Predictive information in a sensory population

TL;DR

This paper demonstrates that the earliest visual processing stages, specifically retinal ganglion cells, efficiently encode predictive information about future sensory inputs and their own activity, approaching physical limits and enabling downstream prediction.

Contribution

It reveals that retinal ganglion cells encode near-optimal predictive information, extending the principle of efficient neural representation to early visual processing stages.

Findings

Retinal ganglion cells carry near-maximum predictive information about future inputs.

Groups of cells encode predictive information close to the physical limit set by input statistics.

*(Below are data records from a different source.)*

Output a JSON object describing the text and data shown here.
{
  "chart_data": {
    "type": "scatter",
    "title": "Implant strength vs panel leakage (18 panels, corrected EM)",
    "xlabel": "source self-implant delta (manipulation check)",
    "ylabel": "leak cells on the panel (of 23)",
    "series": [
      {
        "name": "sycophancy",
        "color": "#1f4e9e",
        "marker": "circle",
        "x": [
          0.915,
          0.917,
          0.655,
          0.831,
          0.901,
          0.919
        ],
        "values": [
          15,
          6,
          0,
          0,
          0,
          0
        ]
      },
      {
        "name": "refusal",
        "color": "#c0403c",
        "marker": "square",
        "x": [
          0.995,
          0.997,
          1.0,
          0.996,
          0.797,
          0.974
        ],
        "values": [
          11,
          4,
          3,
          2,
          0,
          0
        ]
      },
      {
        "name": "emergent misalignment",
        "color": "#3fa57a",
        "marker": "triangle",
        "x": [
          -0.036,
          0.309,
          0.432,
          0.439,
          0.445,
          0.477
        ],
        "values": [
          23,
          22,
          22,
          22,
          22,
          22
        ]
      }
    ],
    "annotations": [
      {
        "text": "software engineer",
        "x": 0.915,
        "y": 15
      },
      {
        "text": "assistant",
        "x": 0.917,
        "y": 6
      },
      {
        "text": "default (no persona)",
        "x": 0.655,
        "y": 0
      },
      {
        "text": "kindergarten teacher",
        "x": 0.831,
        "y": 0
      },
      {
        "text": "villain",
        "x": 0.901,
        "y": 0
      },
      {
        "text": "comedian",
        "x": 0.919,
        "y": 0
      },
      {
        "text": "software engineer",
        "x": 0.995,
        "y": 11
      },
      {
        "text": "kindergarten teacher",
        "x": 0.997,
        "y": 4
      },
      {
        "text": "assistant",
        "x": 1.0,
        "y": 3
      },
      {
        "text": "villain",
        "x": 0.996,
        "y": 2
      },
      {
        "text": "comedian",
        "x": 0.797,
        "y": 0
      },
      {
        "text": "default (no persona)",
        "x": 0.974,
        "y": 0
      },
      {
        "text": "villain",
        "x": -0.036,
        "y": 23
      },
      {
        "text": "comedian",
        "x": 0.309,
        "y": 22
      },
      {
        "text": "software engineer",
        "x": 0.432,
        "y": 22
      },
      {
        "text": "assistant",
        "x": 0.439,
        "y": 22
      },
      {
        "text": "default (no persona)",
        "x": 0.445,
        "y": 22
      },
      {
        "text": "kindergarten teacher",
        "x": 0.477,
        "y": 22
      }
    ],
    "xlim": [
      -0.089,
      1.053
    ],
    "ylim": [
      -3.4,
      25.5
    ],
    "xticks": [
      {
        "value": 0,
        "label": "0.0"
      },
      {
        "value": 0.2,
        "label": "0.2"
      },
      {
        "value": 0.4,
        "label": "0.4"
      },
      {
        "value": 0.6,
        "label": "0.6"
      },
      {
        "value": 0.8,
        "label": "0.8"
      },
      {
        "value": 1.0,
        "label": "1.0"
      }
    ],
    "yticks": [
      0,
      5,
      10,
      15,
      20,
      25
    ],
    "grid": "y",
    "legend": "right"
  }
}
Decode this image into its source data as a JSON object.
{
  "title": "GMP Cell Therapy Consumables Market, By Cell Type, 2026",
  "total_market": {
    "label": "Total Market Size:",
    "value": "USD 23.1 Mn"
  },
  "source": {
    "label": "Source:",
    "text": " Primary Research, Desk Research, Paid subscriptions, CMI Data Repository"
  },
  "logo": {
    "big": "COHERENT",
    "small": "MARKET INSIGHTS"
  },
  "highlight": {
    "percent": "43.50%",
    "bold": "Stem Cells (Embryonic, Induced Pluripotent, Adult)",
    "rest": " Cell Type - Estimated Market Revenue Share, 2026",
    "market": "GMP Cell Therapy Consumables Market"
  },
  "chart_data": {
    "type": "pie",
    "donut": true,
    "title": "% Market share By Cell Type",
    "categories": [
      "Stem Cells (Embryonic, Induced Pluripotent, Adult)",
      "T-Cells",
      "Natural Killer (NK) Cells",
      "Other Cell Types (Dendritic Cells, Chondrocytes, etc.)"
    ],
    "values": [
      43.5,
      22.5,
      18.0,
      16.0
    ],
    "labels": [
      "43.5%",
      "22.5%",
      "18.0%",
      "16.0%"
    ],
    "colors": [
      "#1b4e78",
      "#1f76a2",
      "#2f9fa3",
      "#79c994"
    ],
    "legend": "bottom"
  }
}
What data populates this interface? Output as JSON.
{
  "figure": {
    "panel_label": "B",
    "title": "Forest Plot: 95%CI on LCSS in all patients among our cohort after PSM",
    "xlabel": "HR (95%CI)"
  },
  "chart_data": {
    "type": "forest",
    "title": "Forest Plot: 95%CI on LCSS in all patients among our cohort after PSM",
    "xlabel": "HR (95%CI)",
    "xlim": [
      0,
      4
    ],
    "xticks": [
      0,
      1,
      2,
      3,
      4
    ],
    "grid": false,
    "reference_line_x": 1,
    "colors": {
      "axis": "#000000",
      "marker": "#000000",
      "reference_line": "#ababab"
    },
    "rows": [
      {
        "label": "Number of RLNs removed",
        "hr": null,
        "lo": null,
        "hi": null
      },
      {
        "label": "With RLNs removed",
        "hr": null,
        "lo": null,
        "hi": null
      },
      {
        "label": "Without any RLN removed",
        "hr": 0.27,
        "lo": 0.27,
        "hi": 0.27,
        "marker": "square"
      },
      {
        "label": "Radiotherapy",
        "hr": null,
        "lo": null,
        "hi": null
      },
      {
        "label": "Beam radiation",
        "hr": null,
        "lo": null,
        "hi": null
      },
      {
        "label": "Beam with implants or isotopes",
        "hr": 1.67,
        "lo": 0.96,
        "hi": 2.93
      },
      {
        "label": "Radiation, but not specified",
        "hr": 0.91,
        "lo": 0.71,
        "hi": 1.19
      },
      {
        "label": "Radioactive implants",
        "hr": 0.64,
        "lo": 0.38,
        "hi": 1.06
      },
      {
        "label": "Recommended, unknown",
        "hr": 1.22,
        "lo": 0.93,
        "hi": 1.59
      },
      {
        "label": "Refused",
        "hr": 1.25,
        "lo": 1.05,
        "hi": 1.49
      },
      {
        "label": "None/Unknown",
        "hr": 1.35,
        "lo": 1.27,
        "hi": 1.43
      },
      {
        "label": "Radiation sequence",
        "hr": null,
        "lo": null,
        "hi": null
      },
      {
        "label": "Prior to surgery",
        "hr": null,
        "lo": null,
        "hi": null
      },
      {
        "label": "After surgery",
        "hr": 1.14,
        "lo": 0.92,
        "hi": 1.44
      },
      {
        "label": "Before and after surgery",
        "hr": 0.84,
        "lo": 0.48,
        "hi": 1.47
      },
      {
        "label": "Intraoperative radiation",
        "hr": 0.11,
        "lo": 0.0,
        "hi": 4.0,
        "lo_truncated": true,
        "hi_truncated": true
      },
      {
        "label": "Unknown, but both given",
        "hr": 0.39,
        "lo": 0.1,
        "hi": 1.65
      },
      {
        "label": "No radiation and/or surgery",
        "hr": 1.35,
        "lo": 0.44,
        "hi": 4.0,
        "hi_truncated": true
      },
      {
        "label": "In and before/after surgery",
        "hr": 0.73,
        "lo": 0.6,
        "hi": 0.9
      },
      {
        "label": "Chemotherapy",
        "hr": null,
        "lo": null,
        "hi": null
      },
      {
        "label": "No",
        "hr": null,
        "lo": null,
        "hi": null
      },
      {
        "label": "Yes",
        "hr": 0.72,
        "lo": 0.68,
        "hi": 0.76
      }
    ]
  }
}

Downstream neurons can further compress and encode predictive information, showing feature selectivity.

Abstract

Guiding behavior requires the brain to make predictions about future sensory inputs. Here we show that efficient predictive computation starts at the earliest stages of the visual system. We estimate how much information groups of retinal ganglion cells carry about the future state of their visual inputs, and show that every cell we can observe participates in a group of cells for which this predictive information is close to the physical limit set by the statistical structure of the inputs themselves. Groups of cells in the retina also carry information about the future state of their own activity, and we show that this information can be compressed further and encoded by downstream predictor neurons, which then exhibit interesting feature selectivity. Efficient representation of predictive information is a candidate principle that can be applied at each stage of neural computation.